The Civil Court has overruled the home ministry’s decision to cut allowances for ‘responsible officers’ at atoll and island offices.
The Civil Service Commission (CSC) took the home ministry to court over the matter after it rescinded the allowances of the CSC-appointed responsible officers, the highest-ranking civil servant in the island and atoll offices tasked with overseeing organisational tasks and liaising with the commission.
The court ruled that the CSC’s responsibility under the Civil Service Act was to set the “tasks, responsibilities, rights and powers of civil servants, free of outside influence,” and that there was no legal obstacle to appointing responsible officers or giving them an allowance for additional work as the appointments were made “within the bounds of the law”.
The court ordered that the directive from the home ministry to the province offices “not to carry out the duties of the civil servants appointed as responsible officers, and give them allowances, shall be invalidated.”
CSC spokesperson Mohamed Fahmy Hassan said while the president-appointed island councillor’s role was to oversee the atoll and island offices, the responsible officers’ role of selecting and promoting civil servants was not conducted by political appointees.
“The government misunderstands and distrusts [the CSC] and is unable to accept what [worked] before [it was in power],” Fahmy said.
State Minister for the South Central Province, Ahmed Mujthaba, said the ruling would “really obstruct adminstration and provision of services and is in conflict with the very basis of the civil service.”
“The civil service is subordinate to the government – you can’t have them operating as a parallel government,” he said. “They are saying this is about independence but what they are creating is something very dangerous, by giving civil servants the message that they are subordinate to the CSC and not the government.”
“[Civil servants] will show allegiance and respect and readiness to those with the power to promote and transfer them – that is very basic human resources,” Mujthaba claimed.

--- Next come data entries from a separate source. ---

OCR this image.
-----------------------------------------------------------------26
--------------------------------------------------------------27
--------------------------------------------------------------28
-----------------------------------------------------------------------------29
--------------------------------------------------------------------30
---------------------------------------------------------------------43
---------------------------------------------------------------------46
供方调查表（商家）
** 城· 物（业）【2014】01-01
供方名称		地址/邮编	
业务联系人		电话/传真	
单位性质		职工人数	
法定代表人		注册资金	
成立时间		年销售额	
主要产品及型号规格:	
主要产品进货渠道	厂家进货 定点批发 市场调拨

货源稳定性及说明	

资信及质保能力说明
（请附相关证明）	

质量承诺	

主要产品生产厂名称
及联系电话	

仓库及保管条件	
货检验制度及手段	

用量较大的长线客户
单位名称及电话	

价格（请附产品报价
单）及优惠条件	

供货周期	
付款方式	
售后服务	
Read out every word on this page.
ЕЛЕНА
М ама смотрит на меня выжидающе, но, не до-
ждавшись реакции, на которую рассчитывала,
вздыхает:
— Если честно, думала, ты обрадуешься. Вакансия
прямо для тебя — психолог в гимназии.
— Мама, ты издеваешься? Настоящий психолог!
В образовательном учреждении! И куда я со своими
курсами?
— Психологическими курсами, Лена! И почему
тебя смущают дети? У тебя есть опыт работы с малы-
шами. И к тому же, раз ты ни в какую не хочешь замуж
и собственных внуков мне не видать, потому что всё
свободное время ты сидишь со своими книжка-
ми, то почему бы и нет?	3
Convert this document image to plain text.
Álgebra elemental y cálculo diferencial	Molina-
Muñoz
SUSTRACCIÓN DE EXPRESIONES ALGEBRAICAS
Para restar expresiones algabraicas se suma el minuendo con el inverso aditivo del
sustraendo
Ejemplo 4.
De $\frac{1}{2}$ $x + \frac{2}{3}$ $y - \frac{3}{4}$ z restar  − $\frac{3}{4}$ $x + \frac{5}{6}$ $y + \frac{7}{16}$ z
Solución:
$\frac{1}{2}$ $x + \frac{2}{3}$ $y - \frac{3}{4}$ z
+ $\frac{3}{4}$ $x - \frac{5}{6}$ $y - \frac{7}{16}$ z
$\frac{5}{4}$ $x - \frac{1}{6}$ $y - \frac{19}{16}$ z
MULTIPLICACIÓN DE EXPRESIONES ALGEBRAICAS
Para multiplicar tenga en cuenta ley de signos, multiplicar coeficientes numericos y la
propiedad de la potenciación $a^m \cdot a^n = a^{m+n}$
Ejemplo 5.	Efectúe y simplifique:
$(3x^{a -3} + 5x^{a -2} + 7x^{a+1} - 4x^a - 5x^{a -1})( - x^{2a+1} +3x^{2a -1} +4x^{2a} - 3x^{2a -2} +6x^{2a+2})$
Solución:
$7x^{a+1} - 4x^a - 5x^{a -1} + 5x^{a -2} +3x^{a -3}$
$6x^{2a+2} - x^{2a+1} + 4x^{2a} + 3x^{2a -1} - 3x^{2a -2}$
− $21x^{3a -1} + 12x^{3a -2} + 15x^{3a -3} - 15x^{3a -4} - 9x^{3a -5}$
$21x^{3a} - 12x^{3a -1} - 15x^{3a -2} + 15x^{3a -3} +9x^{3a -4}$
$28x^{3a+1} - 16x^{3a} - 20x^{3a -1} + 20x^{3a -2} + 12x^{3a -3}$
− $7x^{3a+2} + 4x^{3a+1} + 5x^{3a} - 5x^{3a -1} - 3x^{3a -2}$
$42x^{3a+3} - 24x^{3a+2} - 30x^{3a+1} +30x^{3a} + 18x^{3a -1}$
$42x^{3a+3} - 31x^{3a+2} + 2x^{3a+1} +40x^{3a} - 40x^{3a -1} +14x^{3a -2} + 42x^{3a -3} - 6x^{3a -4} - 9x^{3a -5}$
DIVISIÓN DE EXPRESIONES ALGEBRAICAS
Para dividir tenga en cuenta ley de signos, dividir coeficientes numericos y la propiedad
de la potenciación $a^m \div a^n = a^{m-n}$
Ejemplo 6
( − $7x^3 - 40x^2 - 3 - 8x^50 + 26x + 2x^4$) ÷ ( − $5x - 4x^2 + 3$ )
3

“If that is the message, the civil servants cannot be induced to work on government programs. I don’t think this government can implement the programs it has promised with the way the civil service is currently set up.”
Mujthaba said he had observed the problem “first hand” administering his own province office: “The rules are so rigid that we can’t effectively operate a government.”
He added that it was “very unfair” for the CSC to assume the government would politicise the civil service if given a free hand.
“People elected the government because they know it is responsible. If we violate [civil servants] rights then there are people they can call. What the CSC is doing is purposely hindering the government’s development efforts. There are elements in the civil service against the government, and this is something I call on the president to look into.”